Secondo la Procura, il Tribunale avrebbe frettolosamente liquidato la vicenda come se il più pericoloso dei latitanti fungesse “casella postale” per una ordinaria storia di pizzo.
La tesi dell’accusa
I giudici avrebbero trascurato “l’esistenza di un canale comunicativo tra il Mangia e il capo corleonese… come se il Mangia non vedesse l’ora di sottomettersi, e per giunta tout court, a Cosa nostra prima ancora di intraprendere un’attività, incerta nel se e nel quando del suo avvio”.
La Procura ha fornito una sua lettura sul pizzino. Non sarebbe stata una vicenda estorsiva, mai denunciata da Mangia, ma si riferiva all’amministrazione di un bene, il residence Sciaccamare, per il quale il Mangia “si muoveva al fianco di Cosa nostra, nella qualità di comproprietario e/o, comunque, di soggetto di massima fiducia dell’associazione mafiosa”.
La scalata imprenditoriale
Una fiducia che sarebbe stata costruita nel tempo. A partire da quando nel lontano 1973 per la sede dell’Aeroviaggi fu scelto lo stesso palazzo dove vivevano importanti mafiosi. Non sarebbe un caso che nella sua scalata imprenditoriale, segnata dall’acquisizione o dalla gestione di alberghi, Mangia abbia avuto a che fare con personaggi come Giuseppe Montalbano, socio di Torre Macauda (condannato per concorso esterno in associazione mafiosa), Pino Mandalari (il commercialista di Totò Riina) un tempo socio dello Sporting Club di Cefalù.

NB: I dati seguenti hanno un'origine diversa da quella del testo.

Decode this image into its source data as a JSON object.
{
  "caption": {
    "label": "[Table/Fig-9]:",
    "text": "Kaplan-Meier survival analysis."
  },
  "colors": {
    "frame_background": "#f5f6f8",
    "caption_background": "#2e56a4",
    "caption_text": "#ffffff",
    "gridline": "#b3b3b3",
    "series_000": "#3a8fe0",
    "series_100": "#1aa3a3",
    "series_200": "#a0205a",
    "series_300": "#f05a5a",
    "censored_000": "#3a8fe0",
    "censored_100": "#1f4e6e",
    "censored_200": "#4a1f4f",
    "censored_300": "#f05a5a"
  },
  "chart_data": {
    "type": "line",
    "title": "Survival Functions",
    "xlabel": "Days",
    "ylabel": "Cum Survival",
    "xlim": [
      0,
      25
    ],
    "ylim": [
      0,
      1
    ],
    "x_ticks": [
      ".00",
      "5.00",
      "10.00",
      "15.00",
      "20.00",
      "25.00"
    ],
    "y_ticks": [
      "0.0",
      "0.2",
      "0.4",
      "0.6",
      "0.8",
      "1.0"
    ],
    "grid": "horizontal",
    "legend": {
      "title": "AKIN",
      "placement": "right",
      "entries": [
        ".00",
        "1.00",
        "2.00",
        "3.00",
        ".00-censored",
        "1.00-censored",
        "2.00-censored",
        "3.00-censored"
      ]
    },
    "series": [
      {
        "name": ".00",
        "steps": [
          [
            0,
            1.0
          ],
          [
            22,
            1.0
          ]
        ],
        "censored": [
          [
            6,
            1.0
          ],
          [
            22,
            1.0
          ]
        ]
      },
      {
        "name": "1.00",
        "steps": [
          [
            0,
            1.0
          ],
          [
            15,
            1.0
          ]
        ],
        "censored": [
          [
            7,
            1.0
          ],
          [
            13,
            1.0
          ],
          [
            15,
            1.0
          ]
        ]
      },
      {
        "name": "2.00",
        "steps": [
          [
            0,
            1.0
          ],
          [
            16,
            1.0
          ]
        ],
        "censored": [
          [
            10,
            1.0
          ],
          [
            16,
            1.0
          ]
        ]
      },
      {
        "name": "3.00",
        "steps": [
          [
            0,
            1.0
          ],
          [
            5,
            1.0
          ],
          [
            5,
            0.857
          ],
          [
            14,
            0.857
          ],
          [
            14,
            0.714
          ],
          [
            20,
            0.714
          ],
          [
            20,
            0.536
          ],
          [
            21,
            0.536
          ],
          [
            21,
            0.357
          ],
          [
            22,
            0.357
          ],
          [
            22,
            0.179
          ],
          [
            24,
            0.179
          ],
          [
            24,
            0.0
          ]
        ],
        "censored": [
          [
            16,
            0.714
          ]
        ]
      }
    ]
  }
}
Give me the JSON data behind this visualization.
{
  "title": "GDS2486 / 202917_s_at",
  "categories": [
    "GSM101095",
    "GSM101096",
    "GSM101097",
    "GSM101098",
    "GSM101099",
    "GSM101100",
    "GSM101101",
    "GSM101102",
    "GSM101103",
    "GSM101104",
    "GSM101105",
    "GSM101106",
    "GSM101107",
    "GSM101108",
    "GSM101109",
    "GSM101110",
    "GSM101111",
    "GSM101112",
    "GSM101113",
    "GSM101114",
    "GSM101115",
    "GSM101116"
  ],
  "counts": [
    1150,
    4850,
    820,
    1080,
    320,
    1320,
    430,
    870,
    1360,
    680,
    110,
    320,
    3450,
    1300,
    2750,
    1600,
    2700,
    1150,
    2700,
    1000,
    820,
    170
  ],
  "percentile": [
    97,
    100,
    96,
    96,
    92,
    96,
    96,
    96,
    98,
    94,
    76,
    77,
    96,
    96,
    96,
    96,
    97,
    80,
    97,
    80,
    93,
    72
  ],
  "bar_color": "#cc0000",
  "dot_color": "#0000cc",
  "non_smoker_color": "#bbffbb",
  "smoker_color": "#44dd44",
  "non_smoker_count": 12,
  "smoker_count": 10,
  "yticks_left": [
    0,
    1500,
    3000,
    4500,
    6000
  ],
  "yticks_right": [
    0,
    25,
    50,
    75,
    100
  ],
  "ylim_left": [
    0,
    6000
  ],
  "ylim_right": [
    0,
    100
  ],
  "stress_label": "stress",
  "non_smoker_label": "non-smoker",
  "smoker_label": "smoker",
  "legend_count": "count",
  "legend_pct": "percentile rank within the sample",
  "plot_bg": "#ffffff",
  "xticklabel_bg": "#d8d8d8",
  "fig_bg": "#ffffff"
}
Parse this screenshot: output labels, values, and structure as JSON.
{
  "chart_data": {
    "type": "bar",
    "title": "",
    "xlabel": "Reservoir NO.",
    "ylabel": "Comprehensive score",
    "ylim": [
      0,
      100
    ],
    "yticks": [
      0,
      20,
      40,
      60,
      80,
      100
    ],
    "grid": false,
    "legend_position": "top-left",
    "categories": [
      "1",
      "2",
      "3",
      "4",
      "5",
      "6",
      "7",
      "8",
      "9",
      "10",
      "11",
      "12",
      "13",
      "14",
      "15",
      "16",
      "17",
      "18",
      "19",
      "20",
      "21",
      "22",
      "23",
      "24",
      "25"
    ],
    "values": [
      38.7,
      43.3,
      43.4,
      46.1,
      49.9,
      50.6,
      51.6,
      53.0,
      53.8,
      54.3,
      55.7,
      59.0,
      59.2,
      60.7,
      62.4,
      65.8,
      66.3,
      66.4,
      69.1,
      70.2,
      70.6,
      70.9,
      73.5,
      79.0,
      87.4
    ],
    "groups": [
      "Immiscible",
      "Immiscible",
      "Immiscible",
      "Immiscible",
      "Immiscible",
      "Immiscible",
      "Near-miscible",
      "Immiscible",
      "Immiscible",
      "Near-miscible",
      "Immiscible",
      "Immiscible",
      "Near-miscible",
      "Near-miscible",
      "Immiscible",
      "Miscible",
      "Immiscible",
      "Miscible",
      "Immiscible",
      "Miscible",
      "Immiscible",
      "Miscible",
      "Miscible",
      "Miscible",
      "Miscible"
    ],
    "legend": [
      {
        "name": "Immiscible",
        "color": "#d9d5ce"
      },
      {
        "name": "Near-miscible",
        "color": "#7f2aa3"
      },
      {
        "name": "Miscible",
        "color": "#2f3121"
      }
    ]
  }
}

Ed ancora i Farinella di San Mauro Castelverde da cui Mangia prese in affitto per un periodo il Costa Verde di Cefalù, i Notaro di Ciaculli (parenti dei boss Greco) da cui prese la gestione del Cristal Palace di Palermo, i capimafia Graviano di Brancaccio un tempo proprietari occulti del San Paolo Palace anche questo per un periodo gestito da Mangia.
Secondo l’accusa, Mangia “investiva ingenti somme di denaro, molto verosimilmente di proprietà dell’associazione mafiosa, per la capitalizzazione di talune delle società riconducibili ai suoi componenti”.
“Nessuna intromissione mafiosa”
Di avviso opposto lo scorso novembre è stato il collegio presieduto da Gabriella Di Marco e composto anche dai giudici Ettorina Contino e Vincenzo Liotta, secondo cui “non risulta l’immissione di capitali illeciti nelle imprese di Mangia né è dimostrata alcuna forma di intromissione di Cosa nostra nella gestione delle attività imprenditoriale di Mangia”.
“Nessun tangibile contributo”
Ed ancora: “In un contesto obiettivamente segnato da rapporti di Mangia con soggetti legati da rapporti di parenterale ad esponenti mafiosi ovvero con soggetti contigui od organici alla consorteria mafiosa gli elementi rappresentati in proposta non lasciano tuttavia emergere in maniera sufficientemente uno stabile inserimento del predetto nel sodalizio o un tangibile contributo causale consapevolmente apportato all’organizzazione”.